Lúcio Emílio do Espírito Santo Júnior

Li atentamente, no número de dezembro de 2006 da Revista piauí, o ensaio de Roberto Schwarz a respeito do livro de Gilda Mello e Souza. Reconheço que Schwarz é um grande crítico literário.
            Para comentar um artigo sobre um livro que, por sua vez, trata de outros filmes e livros, fica-se numa situação complicada, afastado das fontes primárias. Meu ponto não é nem se o comentário chegou a ser humilhante de tão bom. O fato que me chamou a atenção foi o comentário sobre Exercícios de Leitura, exercícios esses que diminuem determinados filmes do Cinema Novo, ainda que a intenção não seja essa, explicitamente. Até esse momento do artigo, eu estava gostando, pois não vejo problema que alguém trate de moda sem falar em nada que esteja em moda na atualidade.

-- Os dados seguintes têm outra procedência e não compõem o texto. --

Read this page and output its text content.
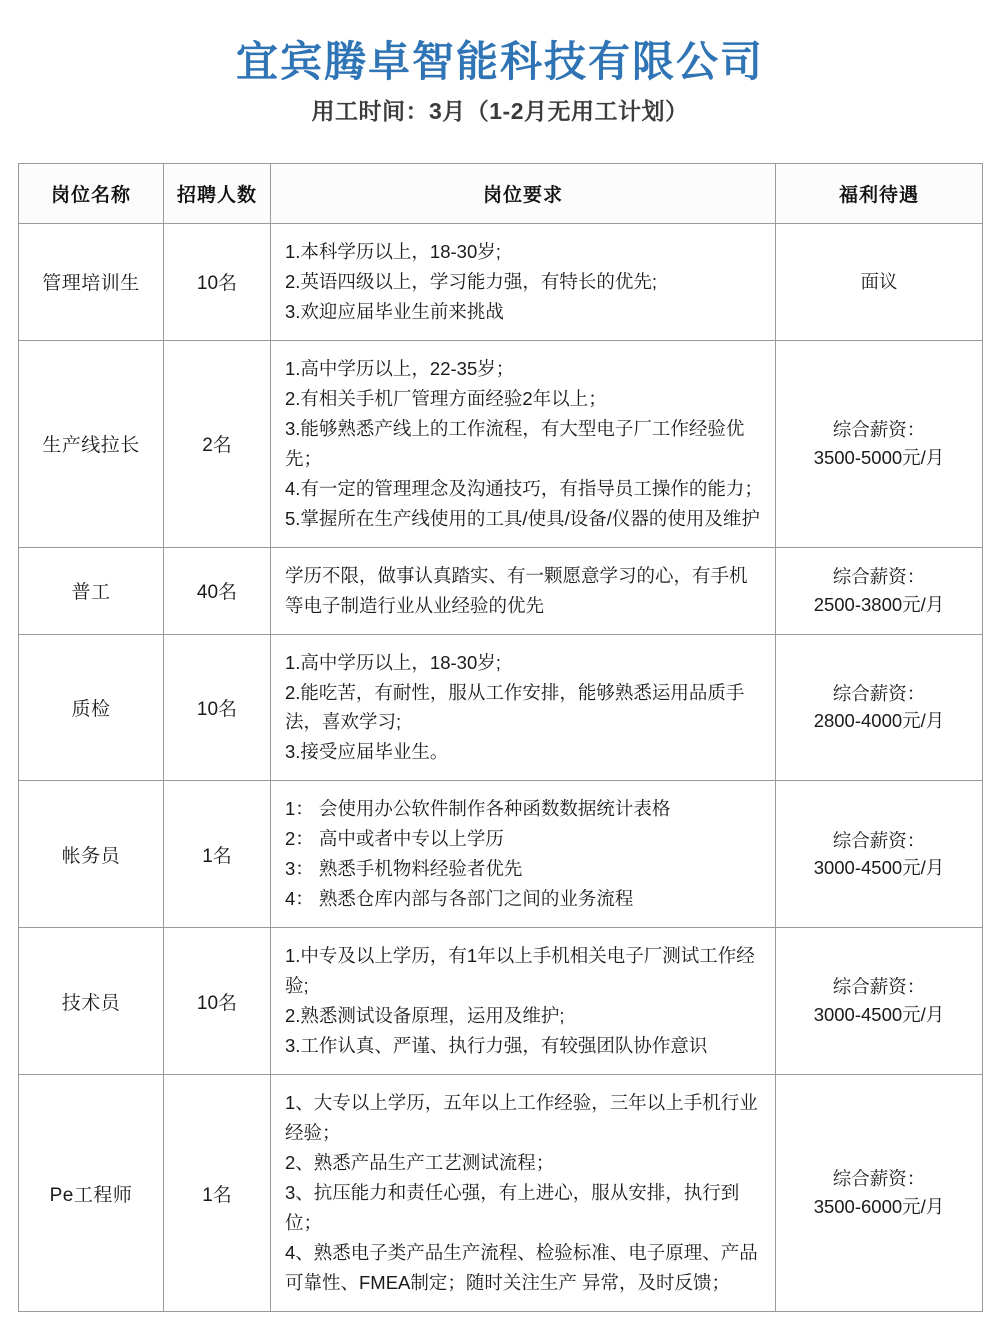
宜宾腾卓智能科技有限公司
用工时间：3月（1-2月无用工计划）
岗位名称	招聘人数	岗位要求	福利待遇
管理培训生	10名	1.本科学历以上，18-30岁;
2.英语四级以上，学习能力强，有特长的优先;
3.欢迎应届毕业生前来挑战	面议

生产线拉长	2名	1.高中学历以上，22-35岁；
2.有相关手机厂管理方面经验2年以上；
3.能够熟悉产线上的工作流程，有大型电子厂工作经验优先；
4.有一定的管理理念及沟通技巧，有指导员工操作的能力；
5.掌握所在生产线使用的工具/使具/设备/仪器的使用及维护	综合薪资：
3500-5000元/月

普工	40名	学历不限，做事认真踏实、有一颗愿意学习的心，有手机等电子制造行业从业经验的优先	综合薪资：
2500-3800元/月

质检	10名	1.高中学历以上，18-30岁;
2.能吃苦，有耐性，服从工作安排，能够熟悉运用品质手法，喜欢学习;
3.接受应届毕业生。	综合薪资：
2800-4000元/月

帐务员	1名	1： 会使用办公软件制作各种函数数据统计表格
2： 高中或者中专以上学历
3： 熟悉手机物料经验者优先
4： 熟悉仓库内部与各部门之间的业务流程	综合薪资：
3000-4500元/月

技术员	10名	1.中专及以上学历，有1年以上手机相关电子厂测试工作经验;
2.熟悉测试设备原理，运用及维护;
3.工作认真、严谨、执行力强，有较强团队协作意识	综合薪资：
3000-4500元/月

Pe工程师	1名	1、大专以上学历，五年以上工作经验，三年以上手机行业经验；
2、熟悉产品生产工艺测试流程；
3、抗压能力和责任心强，有上进心，服从安排，执行到位；
4、熟悉电子类产品生产流程、检验标准、电子原理、产品可靠性、FMEA制定；随时关注生产 异常，及时反馈；	综合薪资：
3500-6000元/月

            Não concordo que no mesmo artigo fale-se mal de O Desafio e se elogie Terra em Transe. Existem amplas relações de continuidade entre os dois filmes e que aparentemente não foram estabelecidas por Gilda Mello e Souza em 1981.
Vendo ambos os filmes, pode-se notar que o personagem de Paulo Martins de Terra em Transe está intimamente ligado ao Marcelo, o personagem de Vianinha em O Desafio. Um continua o outro, num contexto diferente; no quarto de Marcelo, em O Desafio, aparece um cartaz do filme de Glauber Deus e o Diabo na Terra do Sol. Paulo é Marcelo radicalizado dois anos depois, compreendendo um pouco melhor os acontecimentos que para Marcelo ainda eram incompreensíveis, pois, de dentro da fossa aberta em 1964, Marcelo ainda via tudo escuro. Pode-se dizer que ambos permaneceram ainda muito ligados ao mundo burguês que verbalmente ambicionam destruir. Paulo Martins sofre e agoniza, atormentado pela figura de Porfírio Diaz, o traiçoeiro líder político que acaba de dar o golpe em Eldorado, e não pelo fraco Vieira, incapaz de decisões nos momentos oportunos, e destinado, portanto, à lata de lixo da História. Isso num momento em que o presidente Lula, um misto do operário Jerônimo e do pragmático Vieira, proclama a quatro ventos estar aguardando o julgamento da História.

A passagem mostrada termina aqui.